Top 10. Kuhns lists 10 invasive plant species most commonly found in Pennsylvania ecosystems.

* Tree of heaven. This tree has invaded many states. It produces a huge amount of seed, which is spread easily by the wind along roadways.

It grows very fast – as much as 10 feet in a single season – and can grow more than 60 feet tall. It also spreads by producing new shoots from its extensive root system.

* Autumn olive. Introduced as a wildlife cover, this shrub produces large amounts of seed that is widely spread by birds.

* Multiflora rose. This shrub, classified as a noxious weed by the Pennsylvania Department of Agriculture, also was introduced as a wildlife cover. Its seeds are spread by birds.

“This plant has a biological control,” Kuhns said. “A virus affecting it has spread in the Midwest and has reached Ohio.”

* Purple loosestrife. Another Pennsylvania noxious weed, purple loosestrife invades wetlands and sites that have been disturbed or cultivated.

Its seeds are easily transported by animals or vehicles.
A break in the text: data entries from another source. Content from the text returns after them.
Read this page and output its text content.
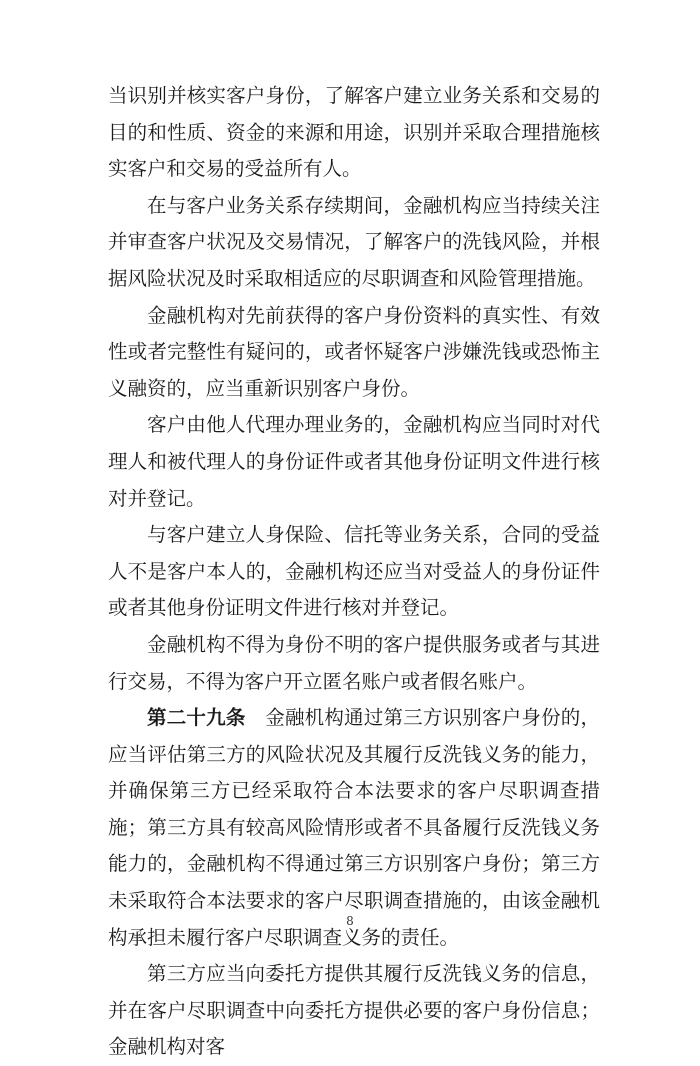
当识别并核实客户身份，了解客户建立业务关系和交易的目的和性质、资金的来源和用途，识别并采取合理措施核实客户和交易的受益所有人。

在与客户业务关系存续期间，金融机构应当持续关注并审查客户状况及交易情况，了解客户的洗钱风险，并根据风险状况及时采取相适应的尽职调查和风险管理措施。

金融机构对先前获得的客户身份资料的真实性、有效性或者完整性有疑问的，或者怀疑客户涉嫌洗钱或恐怖主义融资的，应当重新识别客户身份。

客户由他人代理办理业务的，金融机构应当同时对代理人和被代理人的身份证件或者其他身份证明文件进行核对并登记。

与客户建立人身保险、信托等业务关系，合同的受益人不是客户本人的，金融机构还应当对受益人的身份证件或者其他身份证明文件进行核对并登记。

金融机构不得为身份不明的客户提供服务或者与其进行交易，不得为客户开立匿名账户或者假名账户。

第二十九条  金融机构通过第三方识别客户身份的，应当评估第三方的风险状况及其履行反洗钱义务的能力，并确保第三方已经采取符合本法要求的客户尽职调查措施；第三方具有较高风险情形或者不具备履行反洗钱义务能力的，金融机构不得通过第三方识别客户身份；第三方未采取符合本法要求的客户尽职调查措施的，由该金融机构承担未履行客户尽职调查义务的责任。

第三方应当向委托方提供其履行反洗钱义务的信息，并在客户尽职调查中向委托方提供必要的客户身份信息；金融机构对客

8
Its vibrant purple flowers and long growing season make it attractive to uninformed gardeners.

* Japanese knotweed. Also called Japanese bamboo, this plant spreads along rivers and in soil. It grows to nearly 10 feet, but provides little cover or food for wildlife.

Its spread by seed is limited, but it has an extensive root system, which makes it difficult to control.

* Phragmites, or the common reed. Common to wetland areas, this plant has native and introduced varieties. It forms huge colonies, pushing out native plants and wildlife.

* Canada thistle. This is a Pennsylvania noxious weed that spreads by airborne seeds. It creates serious problems in farm crops.

* Poison hemlock. Unrelated to the hemlock tree, this herbaceous plant is what the philosopher Socrates mixed into a drink to commit suicide.

“It’s related to water hemlock, which happens to be more poisonous than poison hemlock,” Kuhns said.

* Japanese stiltgrass. An annual grass, it has invaded woodlands across the state. It has been a hindrance to forest regeneration, Kuhns said.

* Mile-a-minute vine. A Pennsylvania noxious weed, this plant’s range is expanding through the state. It can grow six inches a day and more than 25 feet in one growing season.

It can smother small saplings and seedlings in developing forests or deforested land.

Major threat. “Invasive plants threaten the habitat of two-thirds of all threatened and endangered wildlife species,” Kuhns said.

“The best way to control these plants is to familiarize yourself with them and work with local officials and agencies to start eradication programs.”